The financial sector, as we now know, abused its special freedom from the cash constraint - who wouldn't - and has passed its debts straight onto the public sector, which is also in a good position when it comes to this particular freedom. The ability to tax, to create money and to borrow means that governments face softer budget constraints than most - a fact that irks the right just as much as the left dislikes the freedom that the bankers have. It is, of course, exactly because government's budget constraint is even softer than bankers' that the credit crisis was solved by the issuance of large amounts of sovereign debt and liquidity creation by the monetary authorities.

The two economic crises that have marked our decade were crises of low hanging fruit. The first was about fleecing the past, and the second fleeced the future. What does this mean for the decade to come? One might hope that it means we have run out of options for fleecing and that we will return to a saner, more sustainable model.

Of course, it means nothing of the sort. There are all manner of low-hanging orchards being planted out there. One that requires particular vigilance is the appetite of the gluttons for public sector service business. Private Finance Initiative style contracts have been very great money earners, especially since the crash. Revenues are guaranteed by taxpayers' willingness to pay; terms and profits are set in cosy negotiations with public servants. All that is left for the supplier to do is to optimise around a set of rules that they have probably had a good hand in drafting to their advantage - optimisation which more often than not involves reducing quality, destroying an ethos for public service, and employing lots of managers to monitor progress on fleecing.

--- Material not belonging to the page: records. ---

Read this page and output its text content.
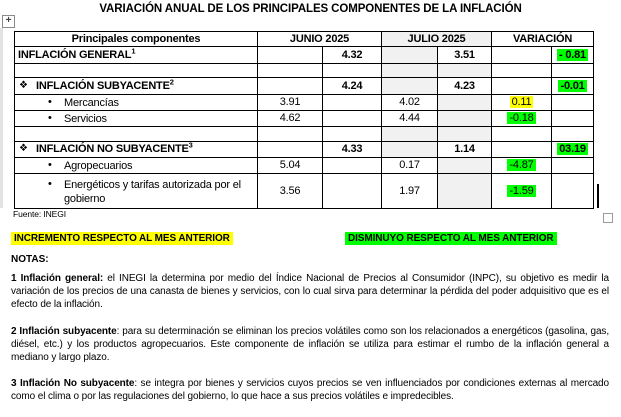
VARIACIÓN ANUAL DE LOS PRINCIPALES COMPONENTES DE LA INFLACIÓN
+
Principales componentes	JUNIO 2025		JULIO 2025		VARIACIÓN	

INFLACIÓN GENERAL$^1$		4.32		3.51		- 0.81

❖ INFLACIÓN SUBYACENTE$^2$		4.24		4.23		-0.01

• Mercancías	3.91		4.02		0.11	

• Servicios	4.62		4.44		-0.18	

❖ INFLACIÓN NO SUBYACENTE$^3$		4.33		1.14		03.19

• Agropecuarios	5.04		0.17		-4.87	

• Energéticos y tarifas autorizada por el gobierno	3.56		1.97		-1.59	
Fuente: INEGI
INCREMENTO RESPECTO AL MES ANTERIOR	DISMINUYO RESPECTO AL MES ANTERIOR
NOTAS:

1 Inflación general: el INEGI la determina por medio del Índice Nacional de Precios al Consumidor (INPC), su objetivo es medir la variación de los precios de una canasta de bienes y servicios, con lo cual sirva para determinar la pérdida del poder adquisitivo que es el efecto de la inflación.

2 Inflación subyacente: para su determinación se eliminan los precios volátiles como son los relacionados a energéticos (gasolina, gas, diésel, etc.) y los productos agropecuarios. Este componente de inflación se utiliza para estimar el rumbo de la inflación general a mediano y largo plazo.

3 Inflación No subyacente: se integra por bienes y servicios cuyos precios se ven influenciados por condiciones externas al mercado como el clima o por las regulaciones del gobierno, lo que hace a sus precios volátiles e impredecibles.
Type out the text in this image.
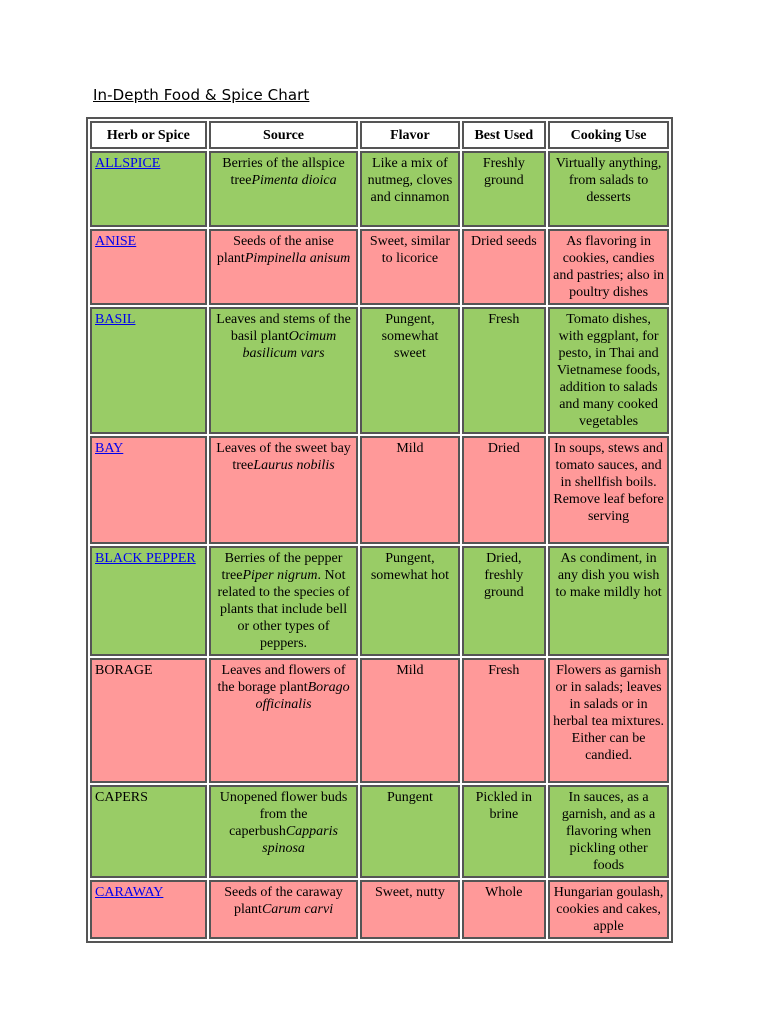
In-Depth Food & Spice Chart
Herb or Spice	Source	Flavor	Best Used	Cooking Use
ALLSPICE	Berries of the allspice treePimenta dioica	Like a mix of nutmeg, cloves and cinnamon	Freshly ground	Virtually anything, from salads to desserts
ANISE	Seeds of the anise plantPimpinella anisum	Sweet, similar to licorice	Dried seeds	As flavoring in cookies, candies and pastries; also in poultry dishes
BASIL	Leaves and stems of the basil plantOcimum basilicum vars	Pungent, somewhat sweet	Fresh	Tomato dishes, with eggplant, for pesto, in Thai and Vietnamese foods, addition to salads and many cooked vegetables
BAY	Leaves of the sweet bay treeLaurus nobilis	Mild	Dried	In soups, stews and tomato sauces, and in shellfish boils. Remove leaf before serving
BLACK PEPPER	Berries of the pepper treePiper nigrum. Not related to the species of plants that include bell or other types of peppers.	Pungent, somewhat hot	Dried, freshly ground	As condiment, in any dish you wish to make mildly hot
BORAGE	Leaves and flowers of the borage plantBorago officinalis	Mild	Fresh	Flowers as garnish or in salads; leaves in salads or in herbal tea mixtures. Either can be candied.
CAPERS	Unopened flower buds from the caperbushCapparis spinosa	Pungent	Pickled in brine	In sauces, as a garnish, and as a flavoring when pickling other foods
CARAWAY	Seeds of the caraway plantCarum carvi	Sweet, nutty	Whole	Hungarian goulash, cookies and cakes, apple
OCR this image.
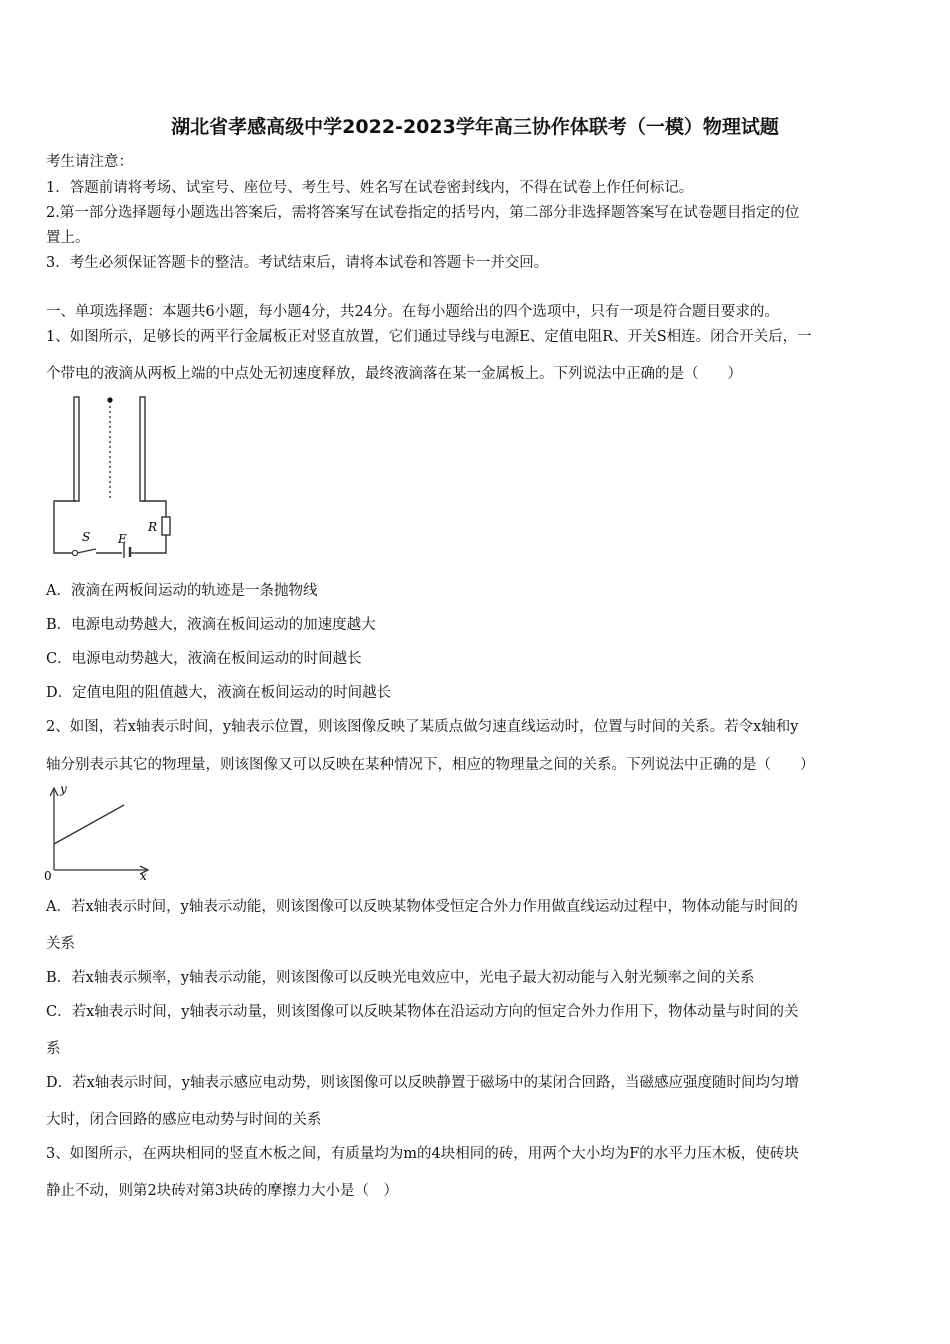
湖北省孝感高级中学2022-2023学年高三协作体联考（一模）物理试题
考生请注意：
1．答题前请将考场、试室号、座位号、考生号、姓名写在试卷密封线内，不得在试卷上作任何标记。
2.第一部分选择题每小题选出答案后，需将答案写在试卷指定的括号内，第二部分非选择题答案写在试卷题目指定的位
置上。
3．考生必须保证答题卡的整洁。考试结束后，请将本试卷和答题卡一并交回。
一、单项选择题：本题共6小题，每小题4分，共24分。在每小题给出的四个选项中，只有一项是符合题目要求的。
1、如图所示，足够长的两平行金属板正对竖直放置，它们通过导线与电源E、定值电阻R、开关S相连。闭合开关后，一
个带电的液滴从两板上端的中点处无初速度释放，最终液滴落在某一金属板上。下列说法中正确的是（　　）
S E
R
A．液滴在两板间运动的轨迹是一条抛物线
B．电源电动势越大，液滴在板间运动的加速度越大
C．电源电动势越大，液滴在板间运动的时间越长
D．定值电阻的阻值越大，液滴在板间运动的时间越长
2、如图，若x轴表示时间，y轴表示位置，则该图像反映了某质点做匀速直线运动时，位置与时间的关系。若令x轴和y
轴分别表示其它的物理量，则该图像又可以反映在某种情况下，相应的物理量之间的关系。下列说法中正确的是（　　）
y
x
0
A．若x轴表示时间，y轴表示动能，则该图像可以反映某物体受恒定合外力作用做直线运动过程中，物体动能与时间的
关系
B．若x轴表示频率，y轴表示动能，则该图像可以反映光电效应中，光电子最大初动能与入射光频率之间的关系
C．若x轴表示时间，y轴表示动量，则该图像可以反映某物体在沿运动方向的恒定合外力作用下，物体动量与时间的关
系
D．若x轴表示时间，y轴表示感应电动势，则该图像可以反映静置于磁场中的某闭合回路，当磁感应强度随时间均匀增
大时，闭合回路的感应电动势与时间的关系
3、如图所示，在两块相同的竖直木板之间，有质量均为m的4块相同的砖，用两个大小均为F的水平力压木板，使砖块
静止不动，则第2块砖对第3块砖的摩擦力大小是（　）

It is the perfect emanation of an MBA culture: no need for fundamental innovation or creativity; no need to honestly persuade a customer to buy something that they need ("sales", a difficult skill, is beneath most Masters of Business Administration); and every opportunity to game the system. The seeds for these orchards of low-hanging fruit are being planted all over the world in the name of increasing the efficiency of public services. Policy wonks in think tanks, public administrations and multilateral bodies are flattered that they are designing the perfect administrative mechanisms while financial geniuses make sure that the fine-print works out OK for the bottom line. The business and financial sectors may have made peace with large-scale public sectors in the past two decades. How much, I wonder, has come as a result of making the public sector the taxpayer-funded sales-arm of their private-contractor operations?

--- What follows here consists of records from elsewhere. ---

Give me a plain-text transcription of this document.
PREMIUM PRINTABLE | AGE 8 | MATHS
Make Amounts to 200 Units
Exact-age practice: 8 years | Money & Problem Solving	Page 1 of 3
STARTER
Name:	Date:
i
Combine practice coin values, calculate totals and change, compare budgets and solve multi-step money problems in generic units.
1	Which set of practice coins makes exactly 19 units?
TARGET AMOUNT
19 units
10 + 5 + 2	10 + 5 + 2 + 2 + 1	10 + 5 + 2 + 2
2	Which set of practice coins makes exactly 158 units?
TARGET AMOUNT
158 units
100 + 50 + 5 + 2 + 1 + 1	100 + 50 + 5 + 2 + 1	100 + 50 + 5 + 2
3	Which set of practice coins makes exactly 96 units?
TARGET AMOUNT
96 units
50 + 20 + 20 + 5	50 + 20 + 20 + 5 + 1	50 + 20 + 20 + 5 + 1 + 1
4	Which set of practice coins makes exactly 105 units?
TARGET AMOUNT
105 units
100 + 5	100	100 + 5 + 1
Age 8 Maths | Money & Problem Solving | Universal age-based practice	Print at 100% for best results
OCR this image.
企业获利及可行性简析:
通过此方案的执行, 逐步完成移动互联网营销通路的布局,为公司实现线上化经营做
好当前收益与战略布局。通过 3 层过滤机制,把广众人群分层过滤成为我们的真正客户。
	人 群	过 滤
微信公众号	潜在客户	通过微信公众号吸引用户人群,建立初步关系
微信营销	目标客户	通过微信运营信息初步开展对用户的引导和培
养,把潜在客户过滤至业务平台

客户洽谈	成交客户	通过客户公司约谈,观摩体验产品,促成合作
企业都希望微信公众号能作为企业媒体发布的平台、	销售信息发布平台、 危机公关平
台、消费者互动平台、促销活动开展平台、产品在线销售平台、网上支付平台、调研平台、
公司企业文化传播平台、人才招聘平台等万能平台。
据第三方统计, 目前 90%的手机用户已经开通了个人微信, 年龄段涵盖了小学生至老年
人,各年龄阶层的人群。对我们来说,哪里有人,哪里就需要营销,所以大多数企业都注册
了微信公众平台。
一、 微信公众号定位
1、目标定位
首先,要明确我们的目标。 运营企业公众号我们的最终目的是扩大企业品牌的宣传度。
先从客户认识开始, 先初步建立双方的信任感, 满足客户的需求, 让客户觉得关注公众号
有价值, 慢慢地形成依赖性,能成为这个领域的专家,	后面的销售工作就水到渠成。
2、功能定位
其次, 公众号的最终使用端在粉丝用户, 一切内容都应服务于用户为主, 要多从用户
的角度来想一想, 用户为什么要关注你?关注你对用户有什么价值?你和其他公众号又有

More than just vigilance, there is positive opportunity for the decade ahead. The abuses we have seen over the last ten years arise from the mismatch of our political institutions to the circumstances of the new century. Centralised, technocratic government created business and finance in its own image. Large-scale, transnational business and finance in its turn invited stronger, bigger, more distant government.  A mimetic race developed that built uptechnocratic power, institutions that exist for their own ends and own survival, that have lost a real connection to their purpose. This has happened in government agencies, multilateral organisations as much as in mega-corporations and their mega-banks. The threat ahead comes from the fusing of the people and cultures that animate  these huge businesses and the captured states they operate within.

The opportunity ahead comes from a rediscovery and re-empowerment of the groups purportedly being served by these institutions: citizens, consumers, future generations. The first bubble of the last decade gave us the technology with which we can take back power, we can organise as never before. The second bubble ought to give us the confidence of seeing the powerful institutions around us as flawed social inventions, ones whose functioning is there to be improved.

From time to time, there really is low-hanging fruit to be had. Technology, ingenuity, innovation - social and material - allow for progress. But progress without checks, without organised, wise and motivated citizens, will be abused by gluttons.